MANAUS – Um estudo realizado por um grupo de pesquisadores da Universidade Federal de São João del-Rei (UFSJ), do Instituto Federal de Tecnologia de Zurique (ETHZ), na Suíça, e da Universidade de Southampton, na Inglaterra, apontou que há cerca de 450 represas com potencial para dizimar um terço dos peixes de rio do mundo. Ainda de acordo com o estudo, só na bacia amazônica, a construção de hidrelétricas tem afetado populações ribeirinhas e a vida das cerca de 2,3 mil espécies de peixes encontradas na região.

O mestre em Biologia de Água Doce e Pesca Interior, Guillermo Estupiñán, explica que não só os peixes, mas todo sistema natural dos rios são impactados pelas hidrelétricas desde suas construções. “O próprio rio sofre impactos na sua conectividade, no seu fluxo, no seu curso natural de inundação nas secas e nas enchentes. Tem ainda um impacto na floresta, impactos na sedimentação, que está relacionada à vida dos rios, à formação de praias, ao transporte de sedimento e material orgânico rio abaixo. São impactos mais físicos, mas que trazem impactos à vida”, declarou.

Mortes na construção e durante a operação

O especialista explica ainda que a maioria das hidrelétricas são construídas em áreas de corredeira, onde tem desnível e onde muitos peixes que ocorrem somente nestas áreas têm seus habitats bem definidos. Estupiñán aponta como funciona a construção dessas barragens. “Para se ter uma ideia, tem área que precisa ser toda dinamitada para construir uma barragem. Então se detona realmente todo ambiente do peixe”, afirmou.

Guillermo afirma que outro impacto que também é evidente da operação das hidrelétricas é a mortandade de peixes, provocada pela liberação de água das barragens, quando os peixes passam pelas turbinas. “Essa água muitas vezes é cheia de ácido sulfúrico, com pouco oxigênio e muitos peixes acabam morrendo nesses eventos. Tem ainda uma mortandade alta, mas ainda pouco conhecida, que é a de peixes mortos ou feridos ao passarem pelas áreas das turbinas, que também acaba acontecendo”, explicou o especialista em recursos pesqueiros.
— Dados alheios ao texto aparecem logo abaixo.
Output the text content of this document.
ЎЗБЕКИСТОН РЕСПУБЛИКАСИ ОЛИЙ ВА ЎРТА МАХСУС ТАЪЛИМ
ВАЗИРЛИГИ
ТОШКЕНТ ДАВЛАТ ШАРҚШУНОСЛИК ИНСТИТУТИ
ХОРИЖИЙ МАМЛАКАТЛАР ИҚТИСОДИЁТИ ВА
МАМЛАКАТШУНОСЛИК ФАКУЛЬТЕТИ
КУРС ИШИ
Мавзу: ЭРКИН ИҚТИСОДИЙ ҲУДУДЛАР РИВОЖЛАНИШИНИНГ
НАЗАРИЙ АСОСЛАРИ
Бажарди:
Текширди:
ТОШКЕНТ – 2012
Peixes sofrem os impactos desde a construção de hidrelétricas até sua operação (Reprodução)

Morte de espécies sedentárias e migratórias

Um dos peixes mais ameaçados hoje é o acari-zebra, na região da volta grande do Xingu, onde a hidrelétrica de Belo Monte foi construída. Estupiñán explica como as espécies sedentárias sofrem com a mudança do ciclo hidrológico. “Isso muda a química da água, oxigênio e abundância de matéria orgânica. Enfim, é um caos para vida de um peixe. Grandes mortandades são identificadas logo no início da operação das hidrelétricas. E algumas dessas espécies não conseguem sequer voltar a se reinstalar nessas áreas”.

O especialista conta que mais recentemente o impacto para as espécies migradoras tem sido alvo de estudos e explica como algumas dessas espécies estão começando a sumir de rios em que hidrelétricas são instaladas. “Alguns peixes que conseguem ultrapassar as barreiras físicas, por exemplo, a matrinxã, são peixes que conseguem subir barreiras, migrar, subir rios para poder manter seu ciclo de reprodução e alimentação, mas uma barragem bloqueia totalmente esse ciclo. Outro exemplo atual é a dourada que com a construção da hidrelétrica de Santo Antônio e Girau, no rio Madeira, não sobe mais o rio e já está se evidenciando que ela está sumindo rio acima das hidrelétricas”, destacou.